As we close the week, we are still talking about the effects of the #DeleteUber movement—you know, the one that unfolded last weekend when Uber was perceived to break a New York City Taxi Worker’s Association strike at JFK International Airport following President Trump’s travel ban on immigrants and refugees from predominantly Muslim countries.
It’s kept our attention all week for several reasons: its aggressive speed, its relative volume, and its ultimate perceived impact. But even more importantly, because we keep thinking about the way customers are reacting to brands in this faster, louder and more volatile political climate. The majority of this is being driven, of course, by social media sharing and activism, but it’s also tapping into deep emotional currents and coming to life in many touchpoints where customers feel they have a way to make their voices heard with brands. And, it’s making it clear that customers hold brands to standards that go far beyond their transactional experiences.
Speed: Prior to last weekend’s travel ban, the hashtag #deleteuber already had some conversation brewing, especially related to the news that Uber CEO Travis Kalanick had agreed to serve on the president’s economic advisory council. That sparked a low-level conversation about boycotting the ride-sharing service, but the volume hit 246,459 mentions on January 29 after the brand tweeted about turning off surge pricing around JFK the hour after the strike ended.
The entire movement, from the first Tweet to the end result of Uber CEO Travis Kalanick stepping down from the president’s economic advisory council, unfolded in just ten calendar days.
Data Source: Crimson Hexagon
Volume: There were fewer than 250,000 mentions on the hashtag, but the effort picked up media coverage on the same day, with top Twitter contributors including major media outlets, celebrity news outlets, and celebrities themselves. The estimated volume quickly topped 1 billion impressions. With a relatively small number of contributing authors, the conversation got quickly echoed throughout social media. It also indicates that with 200,000 people deleting their Uber accounts, there were potentially a lot of people listening or following along and taking action without directly posting about their actions.
Data Source: Crimson Hexagon
Impact: The rush of account deletions led Uber to automate email responses in order to meet demand—and for a brief time, Uber’s rival Lyft took the lead on app downloads.
Ultimately this is not a huge hit to Uber’s user base, which is estimated at 40 million monthly active users but the ripple effects are still being felt.
Yesterday, Uber’s CEO announced he will step down from the President’s Strategic and Policy Forum, and advisory council he was serving on along with the CEO’s of GM, Tesla, and Disney. For something so monumental to happen several days after a small number (relatively speaking) of account deletions indicates that the company fears greater damage ahead and chose the safer path.
Customer Experience Takeaways
Customers are looking for brands and companies to take a stand on key issues … that much has become clear. Brands or companies that hesitate may risk getting caught up in the conversation against their will.

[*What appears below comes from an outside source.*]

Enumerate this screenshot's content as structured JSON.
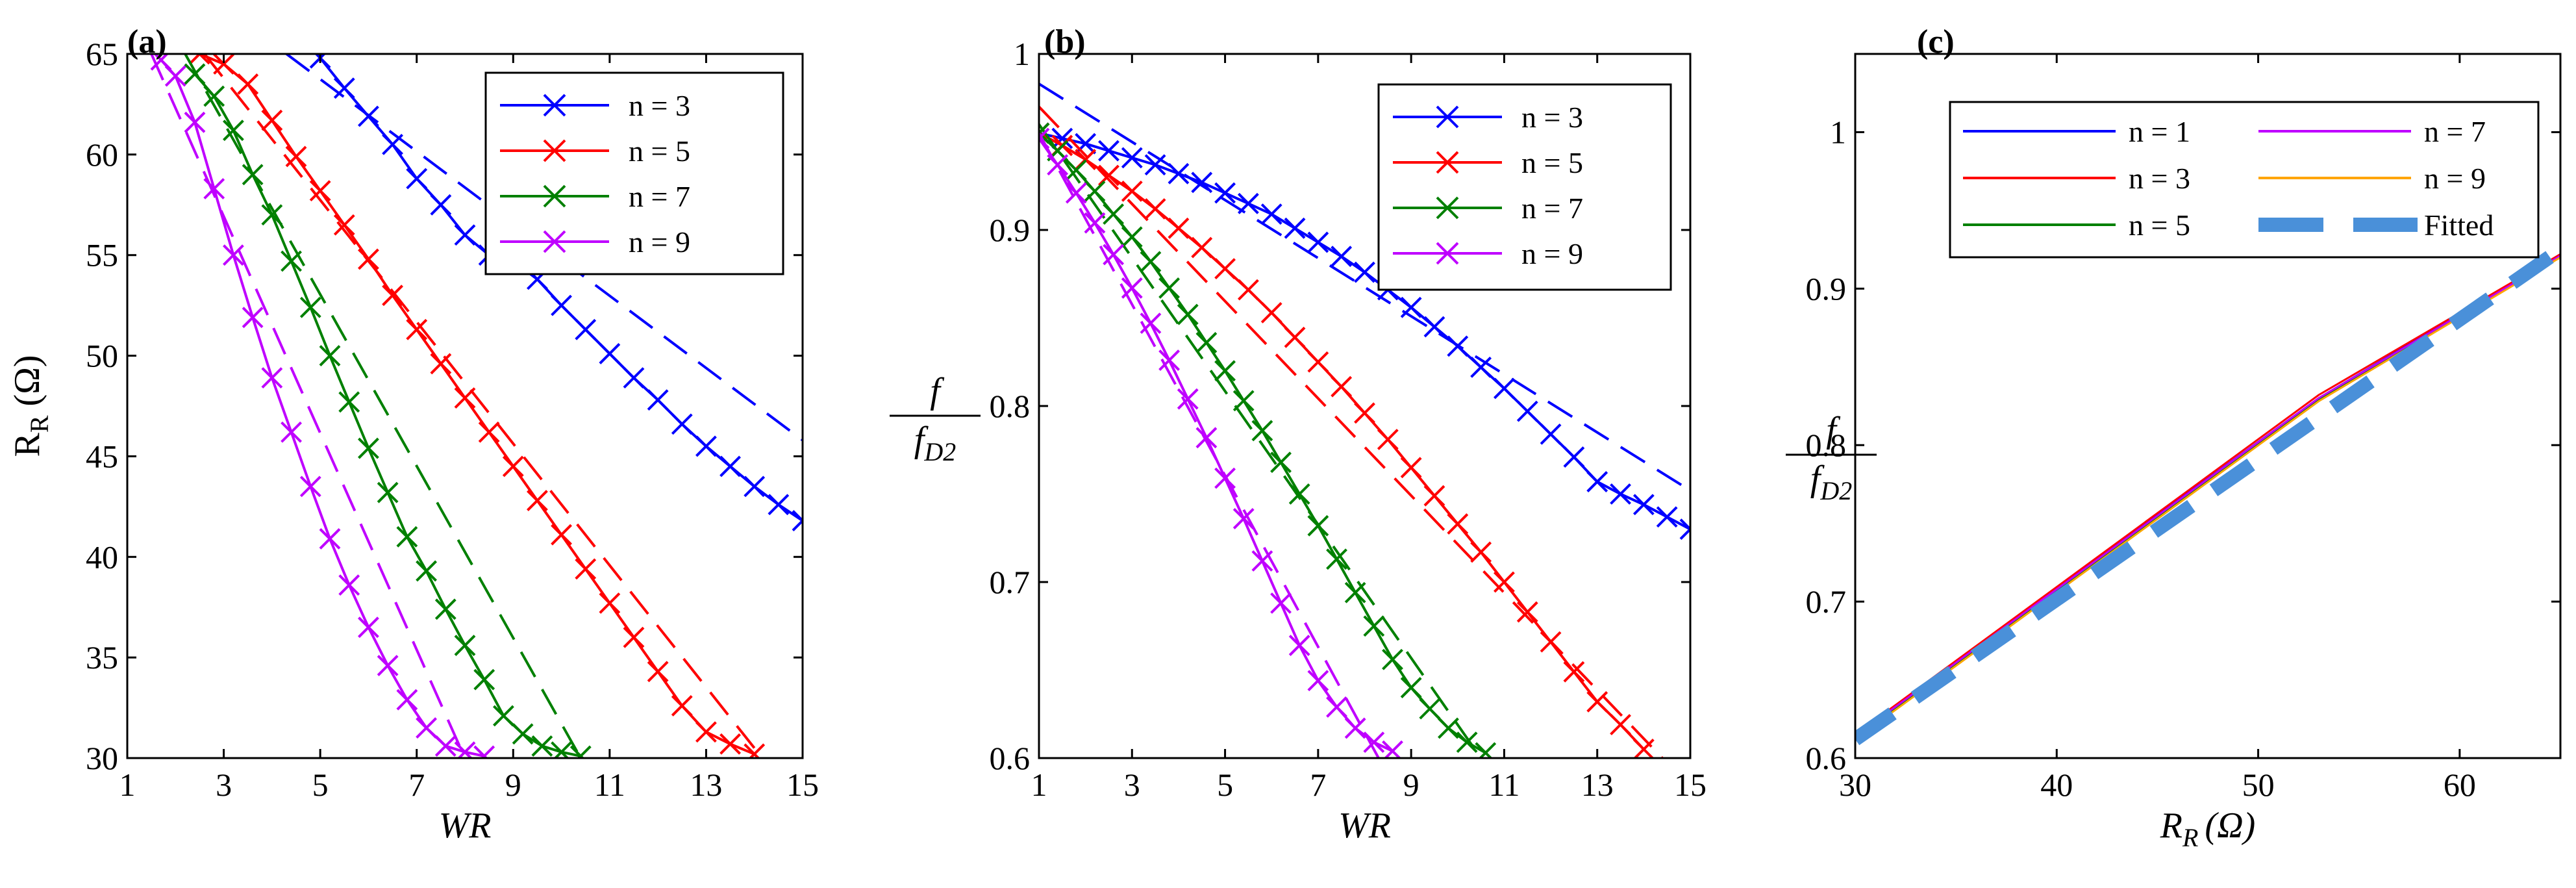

Proactive social listening is crucial when looking out for these types of developing conversations or mentions – and as we saw from the Uber movement, a relatively small spike in mentions can have a profound effect. Customers are taking their relationships with brands very seriously, far beyond the moments of opening, using and closing an app. And it seems as though these customers are paying very close attention to the relationships that brands have, make, or ignore during these types of contemporary events.
It’s almost as if the customer journey is expanding to include ideological moments that are not related to the core transaction at all anymore.